Hi, I have to generate a dataset from 1,000+ large files by:
- making a random choice with replacement of a file per example (fast, this step takes a total of ~1 min for all examples). We need to keep a list of labels per file that describe some categories the file belongs to.
- sampling each of the chosen files at a random location (slow, ~a few days) and extracting a numerical vector per example
Some constraints:
- the data is proprietary and the dataset cannot be uploaded online, it has to remain on a network share
- the data files are large (total of all files ~2T), so we don’t want to copy them unnecessarily
- we need a copy of the examples for analysis and auditing purposes
- we’d like to run step 1 first (the choice of files), to analyse what kind of dataset will be generated (each file belongs to several categories that need to be balanced in the dataset to be generated)

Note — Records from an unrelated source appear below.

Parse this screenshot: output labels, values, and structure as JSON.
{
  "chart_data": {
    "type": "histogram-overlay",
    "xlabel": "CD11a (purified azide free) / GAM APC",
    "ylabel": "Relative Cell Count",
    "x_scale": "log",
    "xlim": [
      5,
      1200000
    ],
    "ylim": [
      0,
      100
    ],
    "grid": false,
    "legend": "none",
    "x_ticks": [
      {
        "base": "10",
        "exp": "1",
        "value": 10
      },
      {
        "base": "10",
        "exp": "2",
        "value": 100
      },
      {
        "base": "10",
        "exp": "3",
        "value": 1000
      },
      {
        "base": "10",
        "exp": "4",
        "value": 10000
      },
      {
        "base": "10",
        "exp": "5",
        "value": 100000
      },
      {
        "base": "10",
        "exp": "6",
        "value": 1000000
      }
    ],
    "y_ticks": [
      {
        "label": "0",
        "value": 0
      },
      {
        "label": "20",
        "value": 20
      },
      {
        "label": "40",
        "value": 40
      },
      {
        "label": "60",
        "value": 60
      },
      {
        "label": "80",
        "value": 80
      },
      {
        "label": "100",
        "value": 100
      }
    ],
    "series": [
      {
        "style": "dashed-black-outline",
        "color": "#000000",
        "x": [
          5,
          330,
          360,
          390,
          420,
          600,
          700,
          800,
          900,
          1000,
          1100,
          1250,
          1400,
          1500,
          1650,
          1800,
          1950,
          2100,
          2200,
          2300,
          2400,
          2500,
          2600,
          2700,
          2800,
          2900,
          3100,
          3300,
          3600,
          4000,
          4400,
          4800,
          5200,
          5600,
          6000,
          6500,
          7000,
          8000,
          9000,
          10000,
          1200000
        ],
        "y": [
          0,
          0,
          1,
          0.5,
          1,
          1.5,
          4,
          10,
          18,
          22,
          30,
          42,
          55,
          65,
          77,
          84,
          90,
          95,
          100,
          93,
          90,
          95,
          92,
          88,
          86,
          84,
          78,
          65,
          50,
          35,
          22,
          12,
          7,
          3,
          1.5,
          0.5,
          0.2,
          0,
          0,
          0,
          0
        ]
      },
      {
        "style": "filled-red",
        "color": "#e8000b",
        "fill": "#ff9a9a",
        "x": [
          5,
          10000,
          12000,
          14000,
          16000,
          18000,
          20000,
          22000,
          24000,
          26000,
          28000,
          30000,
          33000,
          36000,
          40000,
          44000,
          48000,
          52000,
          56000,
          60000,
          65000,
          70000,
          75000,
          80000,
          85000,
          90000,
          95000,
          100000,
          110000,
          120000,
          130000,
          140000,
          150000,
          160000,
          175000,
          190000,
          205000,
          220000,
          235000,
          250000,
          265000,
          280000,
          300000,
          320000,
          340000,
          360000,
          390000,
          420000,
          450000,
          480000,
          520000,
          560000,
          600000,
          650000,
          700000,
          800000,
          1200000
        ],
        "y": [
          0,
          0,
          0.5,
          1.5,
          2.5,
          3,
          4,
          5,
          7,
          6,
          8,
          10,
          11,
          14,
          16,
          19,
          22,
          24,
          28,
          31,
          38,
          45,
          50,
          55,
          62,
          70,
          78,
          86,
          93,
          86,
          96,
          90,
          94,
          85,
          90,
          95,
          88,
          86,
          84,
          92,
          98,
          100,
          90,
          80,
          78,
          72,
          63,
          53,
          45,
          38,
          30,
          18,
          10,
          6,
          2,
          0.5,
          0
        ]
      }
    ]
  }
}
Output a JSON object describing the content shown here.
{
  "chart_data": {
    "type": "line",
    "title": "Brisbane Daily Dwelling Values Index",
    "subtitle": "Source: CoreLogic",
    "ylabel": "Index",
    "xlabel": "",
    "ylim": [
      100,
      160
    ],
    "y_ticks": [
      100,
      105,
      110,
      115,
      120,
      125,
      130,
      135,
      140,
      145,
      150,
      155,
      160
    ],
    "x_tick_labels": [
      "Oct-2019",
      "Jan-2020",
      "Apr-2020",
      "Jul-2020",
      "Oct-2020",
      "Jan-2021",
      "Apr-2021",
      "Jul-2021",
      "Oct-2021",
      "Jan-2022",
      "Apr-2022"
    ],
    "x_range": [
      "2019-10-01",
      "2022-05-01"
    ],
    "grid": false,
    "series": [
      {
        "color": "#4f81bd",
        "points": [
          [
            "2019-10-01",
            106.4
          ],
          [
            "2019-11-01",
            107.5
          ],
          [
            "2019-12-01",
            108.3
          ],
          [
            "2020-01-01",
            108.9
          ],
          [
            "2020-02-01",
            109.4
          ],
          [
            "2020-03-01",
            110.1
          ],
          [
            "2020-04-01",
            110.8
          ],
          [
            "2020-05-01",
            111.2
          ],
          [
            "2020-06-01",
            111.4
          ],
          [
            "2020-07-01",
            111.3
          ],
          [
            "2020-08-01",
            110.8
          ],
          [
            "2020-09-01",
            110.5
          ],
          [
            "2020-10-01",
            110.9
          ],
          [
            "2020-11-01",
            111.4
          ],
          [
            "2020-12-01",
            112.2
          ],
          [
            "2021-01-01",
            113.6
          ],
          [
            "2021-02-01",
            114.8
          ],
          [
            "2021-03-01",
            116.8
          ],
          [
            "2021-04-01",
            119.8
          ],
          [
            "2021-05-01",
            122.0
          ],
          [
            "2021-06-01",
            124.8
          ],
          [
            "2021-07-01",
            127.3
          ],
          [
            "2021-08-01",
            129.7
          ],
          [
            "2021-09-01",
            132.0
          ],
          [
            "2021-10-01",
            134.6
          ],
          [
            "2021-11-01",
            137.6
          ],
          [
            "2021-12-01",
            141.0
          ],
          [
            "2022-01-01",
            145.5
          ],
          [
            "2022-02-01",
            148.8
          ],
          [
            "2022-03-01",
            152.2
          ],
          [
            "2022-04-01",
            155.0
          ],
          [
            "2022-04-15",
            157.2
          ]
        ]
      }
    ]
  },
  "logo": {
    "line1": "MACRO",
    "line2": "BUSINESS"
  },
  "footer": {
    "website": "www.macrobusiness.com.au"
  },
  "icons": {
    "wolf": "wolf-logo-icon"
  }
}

- between inputs/outputs, each example has ~1,500 values.
- we’ll generate ~1 million examples
- As the file sampling may take several days, it’d be good to make intermediate saves, so if something breaks, we don’t need to restart from the beginning
What would be a good strategy for this?
I’m thinking
- Generate a DataFrame with the random choices of files and their labels/categories and save to disk. It’ll be quick, allows to analyse what balance of categories we’ll get, and it’s a hard copy.
- Write the logic to sample the files listed in said DataFrame
using DatasetBuilder.generate_examples(). Not sure about the best way to connect both. - Use Dataset.save_to_disk() to save the generated examples at periodic intervals. Not sure about the best way to do this either.
I’d be grateful for any comments and recommendations!